Run Down on Linked Lists

What is a linked list?

A linked list is a data structure that utilizes nodes to create an array. Many young high school coders and introductory coders may be familiar with the idea of an array. It is something that is commonly seen in a majority of languages (Ruby, JavaScript, Python, etc…). For those who may be unfamiliar with the concept, an array is a sequenced list of data. A linked list uses nodes that hold data as its head and a tail that points to the next node. Once the last node has been reached, its tail will point to a value of null.

Why use a linked list?

Though creating a linked list may seem like more work from a programmers standpoint, as opposed to using predefined container objects, a linked list when used properly can have its benefits.

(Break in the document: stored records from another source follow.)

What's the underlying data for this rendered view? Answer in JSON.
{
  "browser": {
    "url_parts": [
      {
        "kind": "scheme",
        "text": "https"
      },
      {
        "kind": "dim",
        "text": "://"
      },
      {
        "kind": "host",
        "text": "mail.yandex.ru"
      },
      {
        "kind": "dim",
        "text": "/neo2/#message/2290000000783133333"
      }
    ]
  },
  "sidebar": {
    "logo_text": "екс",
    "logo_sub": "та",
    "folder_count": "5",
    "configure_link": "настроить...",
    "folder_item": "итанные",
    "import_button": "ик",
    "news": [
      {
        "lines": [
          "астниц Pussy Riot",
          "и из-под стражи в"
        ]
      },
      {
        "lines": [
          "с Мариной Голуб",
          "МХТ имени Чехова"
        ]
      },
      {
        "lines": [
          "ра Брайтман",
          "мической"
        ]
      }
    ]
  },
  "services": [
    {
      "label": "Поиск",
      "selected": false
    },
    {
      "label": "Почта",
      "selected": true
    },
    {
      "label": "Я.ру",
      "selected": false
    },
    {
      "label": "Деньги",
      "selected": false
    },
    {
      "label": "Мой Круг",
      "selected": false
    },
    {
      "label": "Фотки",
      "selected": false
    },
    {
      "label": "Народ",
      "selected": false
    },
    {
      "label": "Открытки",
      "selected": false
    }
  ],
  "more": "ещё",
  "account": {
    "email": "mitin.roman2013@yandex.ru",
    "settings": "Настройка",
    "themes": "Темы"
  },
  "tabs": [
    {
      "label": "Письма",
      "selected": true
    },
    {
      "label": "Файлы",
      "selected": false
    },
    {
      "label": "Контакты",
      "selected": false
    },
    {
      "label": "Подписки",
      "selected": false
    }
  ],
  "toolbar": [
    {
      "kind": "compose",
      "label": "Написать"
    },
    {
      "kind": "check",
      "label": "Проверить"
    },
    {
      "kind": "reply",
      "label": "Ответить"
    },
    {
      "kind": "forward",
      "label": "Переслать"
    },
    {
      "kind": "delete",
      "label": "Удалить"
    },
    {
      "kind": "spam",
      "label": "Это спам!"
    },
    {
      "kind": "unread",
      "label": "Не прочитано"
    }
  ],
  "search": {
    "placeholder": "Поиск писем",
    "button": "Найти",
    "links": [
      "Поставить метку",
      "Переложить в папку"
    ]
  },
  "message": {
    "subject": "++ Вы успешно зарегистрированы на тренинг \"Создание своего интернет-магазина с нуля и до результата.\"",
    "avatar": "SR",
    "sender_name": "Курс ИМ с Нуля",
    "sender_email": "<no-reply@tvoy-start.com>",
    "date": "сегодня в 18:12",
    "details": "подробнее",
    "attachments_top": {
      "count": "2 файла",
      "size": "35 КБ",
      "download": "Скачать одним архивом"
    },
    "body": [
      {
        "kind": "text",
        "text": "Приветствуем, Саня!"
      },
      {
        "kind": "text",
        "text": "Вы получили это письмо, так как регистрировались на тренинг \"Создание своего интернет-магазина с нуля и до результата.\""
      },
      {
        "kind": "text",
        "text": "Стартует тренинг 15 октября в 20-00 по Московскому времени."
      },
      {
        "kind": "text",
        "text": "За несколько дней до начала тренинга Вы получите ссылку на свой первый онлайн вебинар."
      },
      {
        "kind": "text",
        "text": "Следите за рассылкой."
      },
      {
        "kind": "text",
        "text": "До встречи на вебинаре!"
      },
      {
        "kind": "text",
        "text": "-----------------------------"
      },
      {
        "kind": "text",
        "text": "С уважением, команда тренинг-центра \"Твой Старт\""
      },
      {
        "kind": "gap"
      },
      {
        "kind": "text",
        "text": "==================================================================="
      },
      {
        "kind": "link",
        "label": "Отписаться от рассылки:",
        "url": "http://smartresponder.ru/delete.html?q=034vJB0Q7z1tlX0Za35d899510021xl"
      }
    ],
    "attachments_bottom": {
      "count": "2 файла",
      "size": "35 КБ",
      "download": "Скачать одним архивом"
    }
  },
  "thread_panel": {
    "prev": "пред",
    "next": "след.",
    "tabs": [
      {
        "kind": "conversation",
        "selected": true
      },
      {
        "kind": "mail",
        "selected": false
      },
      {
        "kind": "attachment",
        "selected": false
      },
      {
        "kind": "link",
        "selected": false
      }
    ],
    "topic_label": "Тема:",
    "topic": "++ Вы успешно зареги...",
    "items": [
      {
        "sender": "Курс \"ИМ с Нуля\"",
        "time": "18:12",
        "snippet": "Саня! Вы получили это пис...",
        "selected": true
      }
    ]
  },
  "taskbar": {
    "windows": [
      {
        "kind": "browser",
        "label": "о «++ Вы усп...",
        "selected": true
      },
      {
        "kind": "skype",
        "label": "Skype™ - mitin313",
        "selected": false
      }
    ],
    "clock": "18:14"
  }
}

The first benefit is the size of a linked list is potentially limitless. In languages such as Java, the container object often used in place of an array is a list in which the length of the list must be predefined. If one wanted to add something to the list, a whole new list would have to be created to be able to hold the additional data.

The second benefit is addition and deletion of data at any point in the list. If you have worked with arrays in JavaScript, you may know how tedious this can be. In order to insert or delete at any point in the array, a for loop must be run to manually push elements in the array to their new indexes. Not only from a programmer’s perspective is this inefficient but also from the processor’s perspective. Without getting into too much detail about Big O, in essence, for loops cause programs to run slightly slower than code without for loops. When nested for loops or multiple instances of for loops occur, this causes a larger run time for the program. Linked lists eliminate this issue because when a new node is added to a certain index, its tail can point to the next data value. The tail of the node previous to the inserted node should now point to the inserted node. Deleting a node is even easier. Just change the tail of the node preceding the deleted node to now point to the node after the deleted node.

In summary linked lists are a sequence of nodes containing a head and tail. They are most effectively implemented when you want to use a list that only needs to add more elements or delete elements.